Quest’anno ad Essen le copertine bianche sono infine esplose, come testimoniano ad esempio titoli così poco attraenti come il Professor Evil and the Citadel of Time (di scarsissima capacità evocativa ed ancor minore attrattiva), When I Dream (persino meno attraente della precedente), Alien Artifacts (che sembra tutto tranne la copertina di un gioco da tavolo), Vengeance (che a colpo d’occhio evoca i peggiori cartoni animati giapponesi), The Sanctuary (cui va il premio risparmio per il minor consumo di inchiostro) ed al nuovo set base di Star Wars Destiny (che sembra un sacchetto di patatine), solo per citarne alcuni.
Ma la lista potrebbe essere molto più lunga.
5) Pochi temi nuovi
A differenza del passato quest’anno non sono emersi nuovi temi dominanti ma hanno tenuto banco quelli già visti in passato: quindi fantasy e cooperativi in tutte le salse, spesso accompagnati da miniature che definire splendide è riduttivo; dominio delle campagne Kickstarter totali, con una leggera ascesa della fantascienza ed un’esplosione delle escape room, oltre ai già citati giochi leggerissimi, dove i temi sono accessori e spesso incollati.
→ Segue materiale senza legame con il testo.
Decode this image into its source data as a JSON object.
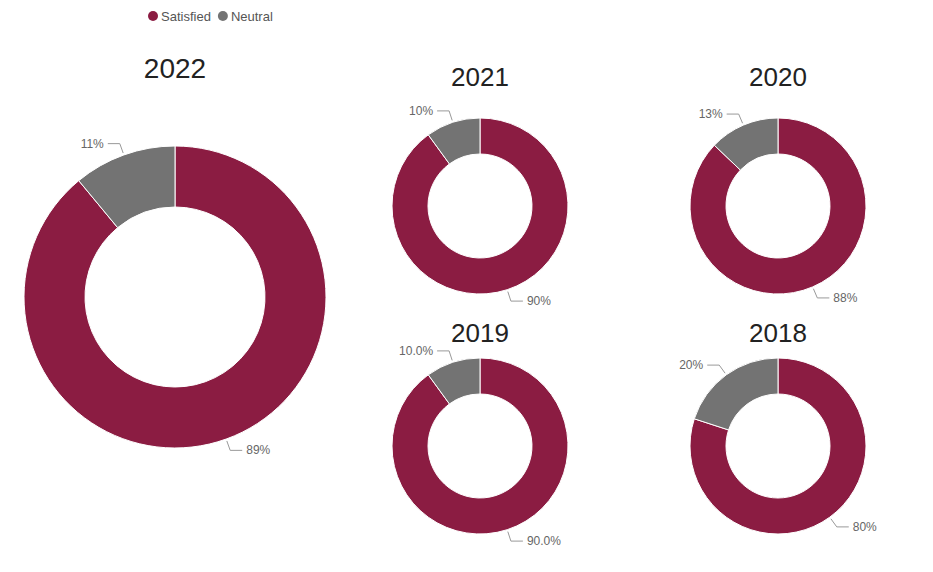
{
  "chart_data": [
    {
      "type": "donut",
      "title": "2022",
      "categories": [
        "Satisfied",
        "Neutral"
      ],
      "values": [
        89,
        11
      ],
      "value_labels": [
        "89%",
        "11%"
      ],
      "colors": [
        "#8b1c42",
        "#737373"
      ],
      "data_labels": true,
      "legend": "top-left"
    },
    {
      "type": "donut",
      "title": "2021",
      "categories": [
        "Satisfied",
        "Neutral"
      ],
      "values": [
        90,
        10
      ],
      "value_labels": [
        "90%",
        "10%"
      ],
      "colors": [
        "#8b1c42",
        "#737373"
      ],
      "data_labels": true
    },
    {
      "type": "donut",
      "title": "2020",
      "categories": [
        "Satisfied",
        "Neutral"
      ],
      "values": [
        88,
        13
      ],
      "value_labels": [
        "88%",
        "13%"
      ],
      "colors": [
        "#8b1c42",
        "#737373"
      ],
      "data_labels": true
    },
    {
      "type": "donut",
      "title": "2019",
      "categories": [
        "Satisfied",
        "Neutral"
      ],
      "values": [
        90.0,
        10.0
      ],
      "value_labels": [
        "90.0%",
        "10.0%"
      ],
      "colors": [
        "#8b1c42",
        "#737373"
      ],
      "data_labels": true
    },
    {
      "type": "donut",
      "title": "2018",
      "categories": [
        "Satisfied",
        "Neutral"
      ],
      "values": [
        80,
        20
      ],
      "value_labels": [
        "80%",
        "20%"
      ],
      "colors": [
        "#8b1c42",
        "#737373"
      ],
      "data_labels": true
    }
  ]
}
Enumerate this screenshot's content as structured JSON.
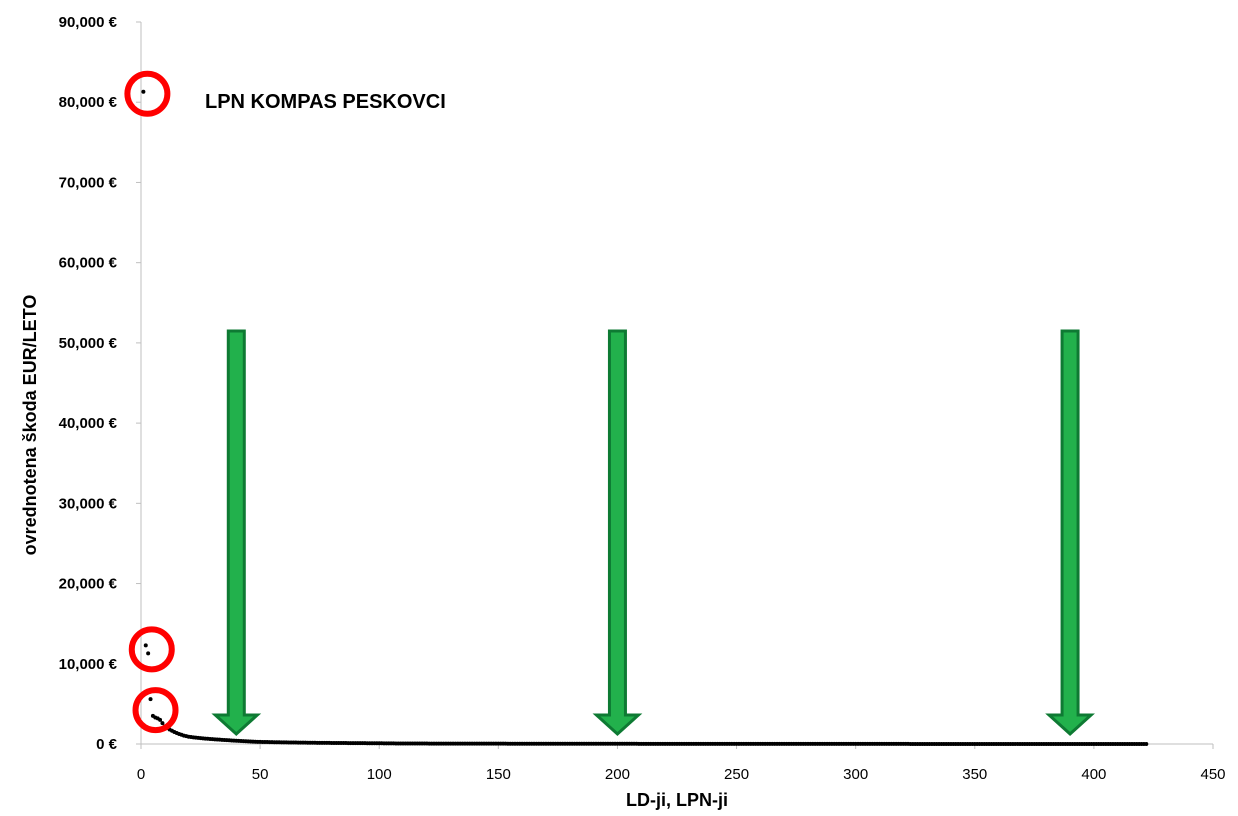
{
  "chart_data": {
    "type": "scatter",
    "xlabel": "LD-ji, LPN-ji",
    "ylabel": "ovrednotena škoda EUR/LETO",
    "xlim": [
      0,
      450
    ],
    "ylim": [
      0,
      90000
    ],
    "x_ticks": [
      "0",
      "50",
      "100",
      "150",
      "200",
      "250",
      "300",
      "350",
      "400",
      "450"
    ],
    "y_ticks": [
      "0 €",
      "10,000 €",
      "20,000 €",
      "30,000 €",
      "40,000 €",
      "50,000 €",
      "60,000 €",
      "70,000 €",
      "80,000 €",
      "90,000 €"
    ],
    "grid": false,
    "marker_color": "#000000",
    "highlight_color": "#ff0000",
    "arrow_color": "#22b14c",
    "annotation": "LPN KOMPAS PESKOVCI",
    "highlighted_points": [
      {
        "x": 1,
        "y": 81300
      },
      {
        "x": 2,
        "y": 12300
      },
      {
        "x": 3,
        "y": 11300
      },
      {
        "x": 4,
        "y": 5600
      }
    ],
    "arrows_at_x": [
      40,
      200,
      390
    ],
    "tail_points": [
      [
        5,
        3500
      ],
      [
        6,
        3300
      ],
      [
        7,
        3200
      ],
      [
        8,
        3000
      ],
      [
        9,
        2600
      ],
      [
        10,
        2200
      ],
      [
        12,
        1800
      ],
      [
        14,
        1500
      ],
      [
        16,
        1250
      ],
      [
        18,
        1050
      ],
      [
        20,
        900
      ],
      [
        23,
        800
      ],
      [
        26,
        700
      ],
      [
        30,
        600
      ],
      [
        35,
        500
      ],
      [
        40,
        400
      ],
      [
        45,
        320
      ],
      [
        50,
        260
      ],
      [
        60,
        200
      ],
      [
        70,
        160
      ],
      [
        80,
        130
      ],
      [
        90,
        110
      ],
      [
        100,
        90
      ],
      [
        110,
        60
      ],
      [
        150,
        40
      ],
      [
        200,
        25
      ],
      [
        250,
        15
      ],
      [
        300,
        10
      ],
      [
        350,
        5
      ],
      [
        400,
        2
      ],
      [
        422,
        0
      ]
    ]
  }
}
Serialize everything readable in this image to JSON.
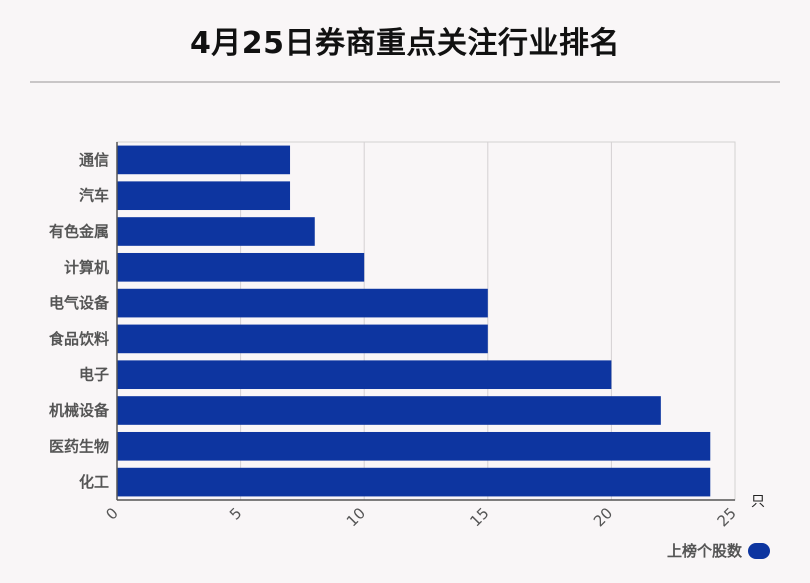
{
  "title": "4月25日券商重点关注行业排名",
  "colors": {
    "bar": "#0d35a0",
    "grid": "#d4d1d2",
    "axis": "#555555",
    "label": "#555555"
  },
  "chart_data": {
    "type": "bar",
    "orientation": "horizontal",
    "title": "4月25日券商重点关注行业排名",
    "categories": [
      "通信",
      "汽车",
      "有色金属",
      "计算机",
      "电气设备",
      "食品饮料",
      "电子",
      "机械设备",
      "医药生物",
      "化工"
    ],
    "series": [
      {
        "name": "上榜个股数",
        "values": [
          7,
          7,
          8,
          10,
          15,
          15,
          20,
          22,
          24,
          24
        ]
      }
    ],
    "xlim": [
      0,
      25
    ],
    "xticks": [
      "0",
      "5",
      "10",
      "15",
      "20",
      "25"
    ],
    "xunit": "只",
    "grid": true,
    "legend": "bottom-right"
  }
}
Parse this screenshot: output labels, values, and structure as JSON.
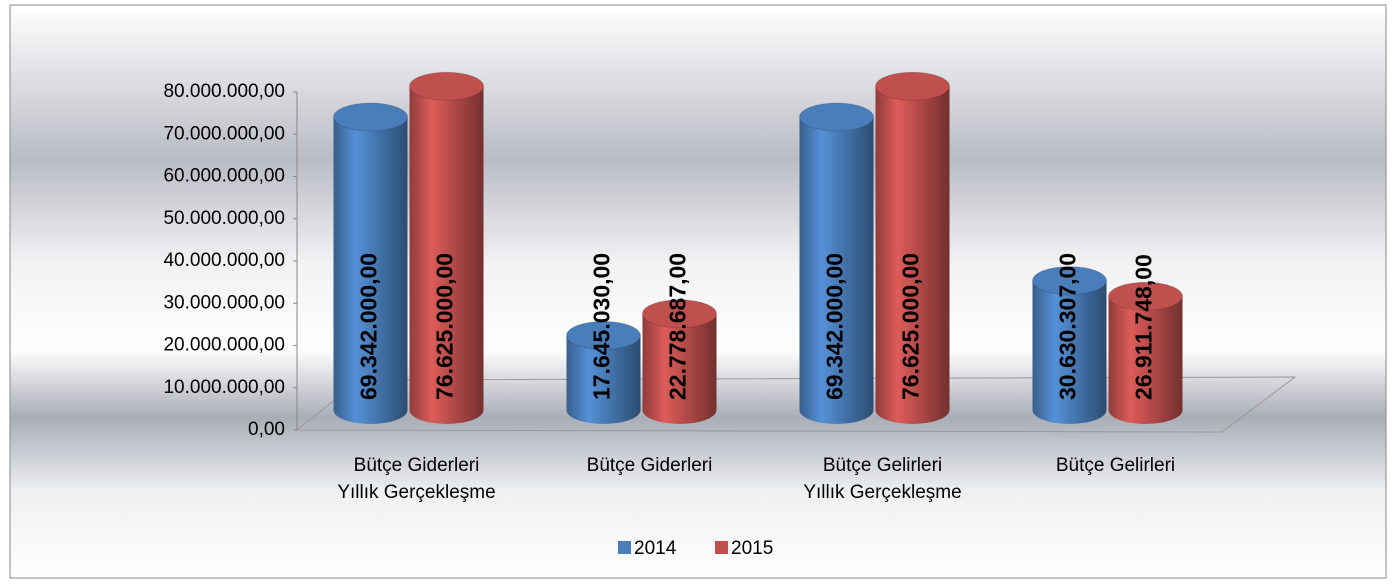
{
  "chart_data": {
    "type": "bar3d",
    "categories": [
      "Bütçe Giderleri\nYıllık Gerçekleşme",
      "Bütçe Giderleri",
      "Bütçe Gelirleri\nYıllık Gerçekleşme",
      "Bütçe Gelirleri"
    ],
    "series": [
      {
        "name": "2014",
        "color": "#4a7ebb",
        "values": [
          69342000,
          17645030,
          69342000,
          30630307
        ],
        "value_labels": [
          "69.342.000,00",
          "17.645.030,00",
          "69.342.000,00",
          "30.630.307,00"
        ]
      },
      {
        "name": "2015",
        "color": "#c0504d",
        "values": [
          76625000,
          22778687,
          76625000,
          26911748
        ],
        "value_labels": [
          "76.625.000,00",
          "22.778.687,00",
          "76.625.000,00",
          "26.911.748,00"
        ]
      }
    ],
    "ylim": [
      0,
      80000000
    ],
    "yticks": [
      {
        "value": 0,
        "label": "0,00"
      },
      {
        "value": 10000000,
        "label": "10.000.000,00"
      },
      {
        "value": 20000000,
        "label": "20.000.000,00"
      },
      {
        "value": 30000000,
        "label": "30.000.000,00"
      },
      {
        "value": 40000000,
        "label": "40.000.000,00"
      },
      {
        "value": 50000000,
        "label": "50.000.000,00"
      },
      {
        "value": 60000000,
        "label": "60.000.000,00"
      },
      {
        "value": 70000000,
        "label": "70.000.000,00"
      },
      {
        "value": 80000000,
        "label": "80.000.000,00"
      }
    ],
    "grid": false,
    "legend": "bottom"
  }
}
Fatta eccezione per i giochi un po’ più vecchi di alcuni mesi, sono quasi scomparsi i vichinghi, che solo l’anno scorso erano invece all’ultima moda.
6) Il meglio ed il peggio
Tra i giochi che ho provato, il migliore è senza dubbio Iron Curtain, una versione condensata di Twilight Struggle: in diciotto carte e venti minuti riesce a ricostruire la stessa atmosfera e gli stessi dilemmi che si presentano nel progenitore, ovviamente ridotti e semplificati per un gioco che deve essere veloce. Ma, fatte le dovute distinzioni, nel complesso l’esperienza è più che soddisfacente e paragonabile all’originale.
La sorpresa maggiore è invece venuta da Bunny Kingdom, che pur essendo di Garfield (non il gatto ma l’autore di Magic e Roborally) mi aspettavo fosse il solito noiosissimo area control, quindi con strategie e mosse programmabili a tavolino ancor prima di cominciare a giocare: ed invece il drafting (che è il cuore del gioco) e soprattutto le sorprese dello scoring finale ne fanno un gioco tutt’altro che prevedibile, con la gran parte dei punti che si raccoglie proprio alla fine, grazie a speciali carte obiettivo che si possono pescare nel drafting stesso (rinunciando perciò ad altre carte che invece sono punti sicuri) ed in sostanza funzionano come delle scommesse.
Ottimi titoli sono inoltre Queendomino (un Kingdomino con più cose da fare, come lo Spiel des Jahres sarebbe dovuto essere sin dall’inizio), Secrets (un caoticissimo gioco di identità segrete), Meeple Circus (divertente, sì, ma poco rigiocabile), Wizards Wanted (formidabile gioco per famiglie), Trol (gioco di carte che richiede molta improvvisazione e grande interazione) e Road Hog (il gioco del pendolare che sta facendo tardi al lavoro, anche questo con grande interazione tra i giocatori).
Quanto al peggio, non si potrebbe andare più a fondo dell’«hyppatissimo» Photosynthesis, di una noia mortale (e pure mal calibrato), ma anche il Professor Evil and the Citadel of Time (un cooperativo senz’anima e tema che ruota attorno all’ottimizzazione delle azioni) non scherza per noia ed inconsistenza. Da ultimo, Arena for the Gods è già migliore dei precedenti ma è pur sempre un’arena e come tutte le arene è altrettanto piatto.